Our topic this week for What Is It? Wednesday is Tapioca Flour. Whether mixed into baked goods or used as a thickening agent for soups and sauces, this ingredient can be used in a variety of different recipes. This ingredient is a tricky one to understand and there is a lot of confusing information about it online. We’re going to do our best to clear it up, but if we missed something or you still have burning questions, please leave them in the comments and we’ll get you an answer.

What Is Tapioca Flour?

Tapioca flour is made from the crushed pulp of the cassava root (pictured below), a woody shrub native to South America and the Caribbean. Even though they originate from the same plant, cassava flour and tapioca flour are in fact different. Cassava flour uses the whole root while tapioca flour only uses the starchy pulp. Like other starches, tapioca flour is a very fine, white powder that works well in gluten free baking. It can replace cornstarch as a thickener for pies, gravies, pudding, dough and sauces and aids in creating a crisp crust and chewy texture in baking. It is most often used in the Brazilian treat Pão de Queijo (pictured below), a light, puffy cheese roll. Tapioca flour is becoming increasingly common in paleo diet recipes, as well.

Is Tapioca Starch the Same as Tapioca Flour? Is There a Difference Between the Two?

tapioca flour and starch

There are quite a variety of different tapioca products on the market. It is common for tapioca flour to sometimes be called tapioca starch. Our tapioca flour is the same thing as tapioca starch, however you need to be aware that there is a third choice called tapioca flour/starch often found in stores that cater to a Caribbean and South American clientele. This type of flour/starch is typically sold as cassava flour, but it will not work the same as our tapioca flour. To best avoid confusion, if you need to use an ingredient for gluten free baking, we recommend sticking with something that is clearly marked as tapioca starch or tapioca flour and steering clear of cassava flour.

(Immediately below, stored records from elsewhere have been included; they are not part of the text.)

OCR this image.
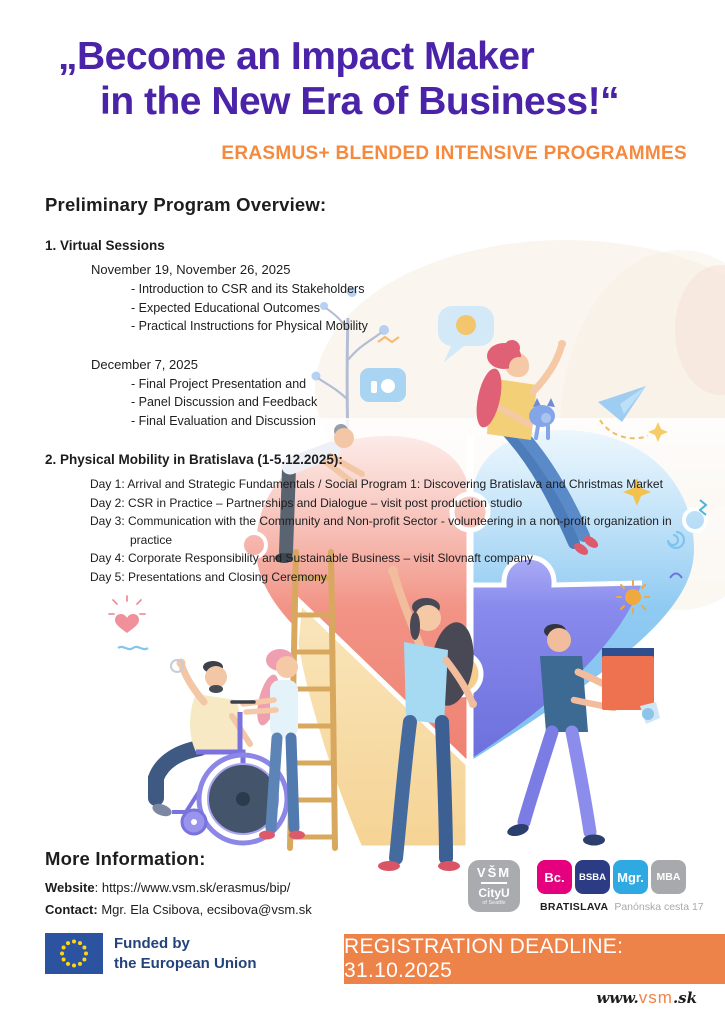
„Become an Impact Maker
in the New Era of Business!“
ERASMUS+ BLENDED INTENSIVE PROGRAMMES
Preliminary Program Overview:
1. Virtual Sessions
November 19, November 26, 2025
- Introduction to CSR and its Stakeholders
- Expected Educational Outcomes
- Practical Instructions for Physical Mobility
December 7, 2025
- Final Project Presentation and
- Panel Discussion and Feedback
- Final Evaluation and Discussion
2. Physical Mobility in Bratislava (1-5.12.2025):
Day 1: Arrival and Strategic Fundamentals / Social Program 1: Discovering Bratislava and Christmas Market
Day 2: CSR in Practice – Partnerships and Dialogue – visit post production studio
Day 3: Communication with the Community and Non-profit Sector - volunteering in a non-profit organization in practice
Day 4: Corporate Responsibility and Sustainable Business – visit Slovnaft company
Day 5: Presentations and Closing Ceremony
More Information:
Website: https://www.vsm.sk/erasmus/bip/
Contact: Mgr. Ela Csibova, ecsibova@vsm.sk
VŠM
CityU
of Seattle
Bc.	BSBA Mgr.	MBA
BRATISLAVA Panónska cesta 17
Funded by
the European Union
REGISTRATION DEADLINE: 31.10.2025
www.vsm.sk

What About Modified Tapioca Starch?

This is an entirely different ballgame of starch. Modified starch works well in gluten free baking, but it is not the same thing as our tapioca flour and they cannot be used interchangeably. Expandex produces this type of modified starch.

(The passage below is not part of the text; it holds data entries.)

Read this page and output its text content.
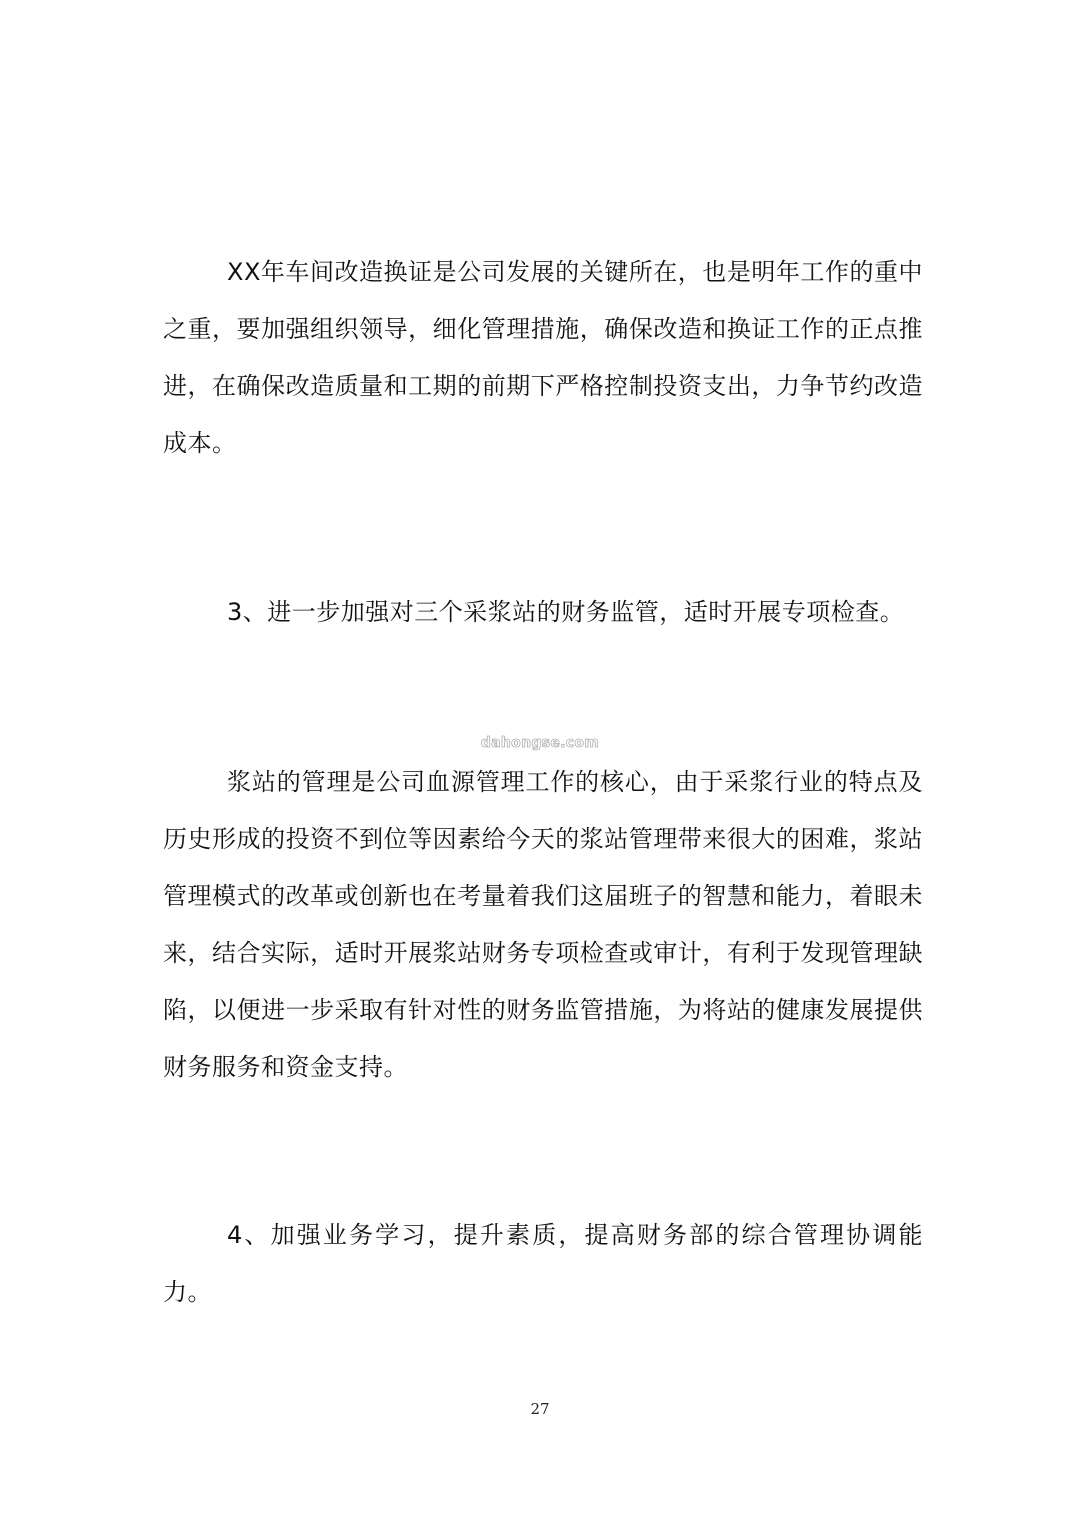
XX年车间改造换证是公司发展的关键所在，也是明年工作的重中之重，要加强组织领导，细化管理措施，确保改造和换证工作的正点推进，在确保改造质量和工期的前期下严格控制投资支出，力争节约改造成本。

3、进一步加强对三个采浆站的财务监管，适时开展专项检查。

dahongse.com

浆站的管理是公司血源管理工作的核心，由于采浆行业的特点及历史形成的投资不到位等因素给今天的浆站管理带来很大的困难，浆站管理模式的改革或创新也在考量着我们这届班子的智慧和能力，着眼未来，结合实际，适时开展浆站财务专项检查或审计，有利于发现管理缺陷，以便进一步采取有针对性的财务监管措施，为将站的健康发展提供财务服务和资金支持。

4、加强业务学习，提升素质，提高财务部的综合管理协调能力。

27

How Is Tapioca Flour Made?

Essentially, cassava root is peeled, washed and chopped. Then it is rasped (finely shredded) and the resulting pulp is washed, spun, and washed until the mixture is primarily pure starch and water. The starch is then dried. We recognize the hazards of under-processed cassava root and our product has been processed in an appropriate manner to make the product harmless.

Why Use Tapioca Flour?

Tapioca flour is a wonderful thickener that is superior to arrowroot starch and potato starch. It provides a crispy crust and chewy texture in gluten free baked goods. It also serves as an effective thickening agent for other recipes such as homemade pudding, cookie dough, sauces and gravies. Some people choose tapioca because they cannot eat corn or potatoes for health reasons and tapioca flour is a wonderful alternative.

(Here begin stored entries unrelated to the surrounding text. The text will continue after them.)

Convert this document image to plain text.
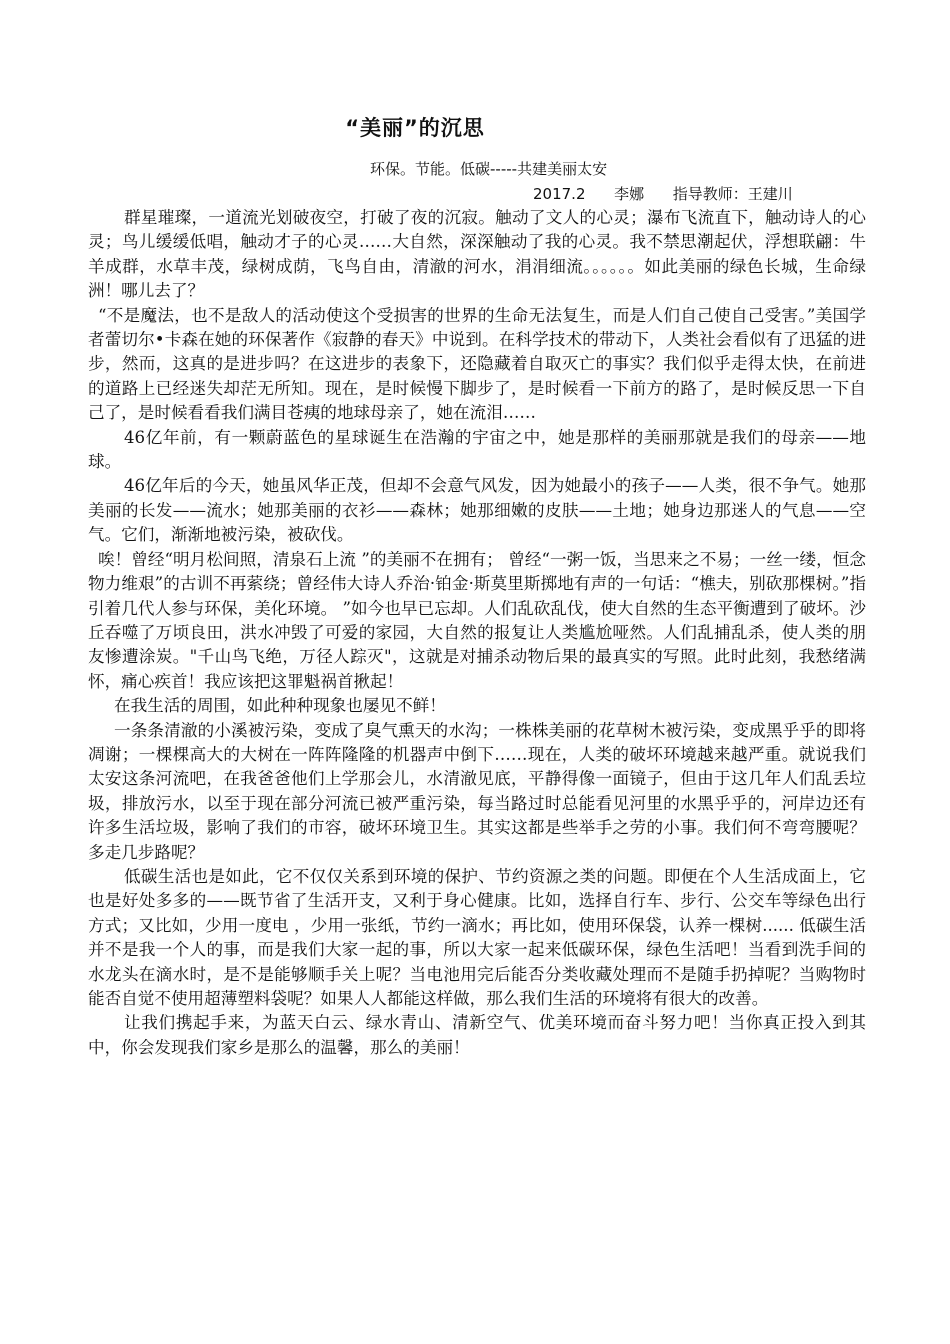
“美丽”的沉思
环保。节能。低碳-----共建美丽太安
2017.2      李娜      指导教师：王建川

群星璀璨，一道流光划破夜空，打破了夜的沉寂。触动了文人的心灵；瀑布飞流直下，触动诗人的心灵；鸟儿缓缓低唱，触动才子的心灵……大自然，深深触动了我的心灵。我不禁思潮起伏，浮想联翩：牛羊成群，水草丰茂，绿树成荫，飞鸟自由，清澈的河水，涓涓细流。。。。。。如此美丽的绿色长城，生命绿洲！哪儿去了？

“不是魔法，也不是敌人的活动使这个受损害的世界的生命无法复生，而是人们自己使自己受害。”美国学者蕾切尔•卡森在她的环保著作《寂静的春天》中说到。在科学技术的带动下，人类社会看似有了迅猛的进步，然而，这真的是进步吗？在这进步的表象下，还隐藏着自取灭亡的事实？我们似乎走得太快，在前进的道路上已经迷失却茫无所知。现在，是时候慢下脚步了，是时候看一下前方的路了，是时候反思一下自己了，是时候看看我们满目苍痍的地球母亲了，她在流泪……

46亿年前，有一颗蔚蓝色的星球诞生在浩瀚的宇宙之中，她是那样的美丽那就是我们的母亲——地球。

46亿年后的今天，她虽风华正茂，但却不会意气风发，因为她最小的孩子——人类，很不争气。她那美丽的长发——流水；她那美丽的衣衫——森林；她那细嫩的皮肤——土地；她身边那迷人的气息——空气。它们，渐渐地被污染，被砍伐。

唉！曾经“明月松间照，清泉石上流 ”的美丽不在拥有； 曾经“一粥一饭，当思来之不易；一丝一缕，恒念物力维艰”的古训不再萦绕；曾经伟大诗人乔治·铂金·斯莫里斯掷地有声的一句话：“樵夫，别砍那棵树。”指引着几代人参与环保，美化环境。 ”如今也早已忘却。人们乱砍乱伐，使大自然的生态平衡遭到了破坏。沙丘吞噬了万顷良田，洪水冲毁了可爱的家园，大自然的报复让人类尴尬哑然。人们乱捕乱杀，使人类的朋友惨遭涂炭。"千山鸟飞绝，万径人踪灭"，这就是对捕杀动物后果的最真实的写照。此时此刻，我愁绪满怀，痛心疾首！我应该把这罪魁祸首揪起！

在我生活的周围，如此种种现象也屡见不鲜！

一条条清澈的小溪被污染，变成了臭气熏天的水沟；一株株美丽的花草树木被污染，变成黑乎乎的即将凋谢；一棵棵高大的大树在一阵阵隆隆的机器声中倒下……现在，人类的破坏环境越来越严重。就说我们太安这条河流吧，在我爸爸他们上学那会儿，水清澈见底，平静得像一面镜子，但由于这几年人们乱丢垃圾，排放污水，以至于现在部分河流已被严重污染，每当路过时总能看见河里的水黑乎乎的，河岸边还有许多生活垃圾，影响了我们的市容，破坏环境卫生。其实这都是些举手之劳的小事。我们何不弯弯腰呢？多走几步路呢？

低碳生活也是如此，它不仅仅关系到环境的保护、节约资源之类的问题。即便在个人生活成面上，它也是好处多多的——既节省了生活开支，又利于身心健康。比如，选择自行车、步行、公交车等绿色出行方式；又比如，少用一度电 ，少用一张纸，节约一滴水；再比如，使用环保袋，认养一棵树...... 低碳生活并不是我一个人的事，而是我们大家一起的事，所以大家一起来低碳环保，绿色生活吧！当看到洗手间的水龙头在滴水时，是不是能够顺手关上呢？当电池用完后能否分类收藏处理而不是随手扔掉呢？当购物时能否自觉不使用超薄塑料袋呢？如果人人都能这样做，那么我们生活的环境将有很大的改善。

让我们携起手来，为蓝天白云、绿水青山、清新空气、优美环境而奋斗努力吧！当你真正投入到其中，你会发现我们家乡是那么的温馨，那么的美丽！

Tips for Using Tapioca Flour to Replace Other Ingredients: 

  • Tapioca Flour for Cornstarch in Baking: Replace 1 tablespoon cornstarch with 2 tablespoons tapioca flour.
  • Tapioca Flour for All Purpose Flour in Thickening: Replace 1 for 1.
  • Tapioca Flour for Instant Tapioca Pearls: For every 1 tablespoon of quick-cooking tapioca pearls use 1 1/2 tablespoons of tapioca flour. Mix the tapioca flour with any dry sugar in an uncooked pie filling or make a slurry with a small amount of the liquid before heating in a pre-cooked pie filling, then slowly add the slurry back into the pie filling and continue to cook the filling at a simmer for 5-10 minutes or until the cloudiness from the tapioca flour has turned transparent.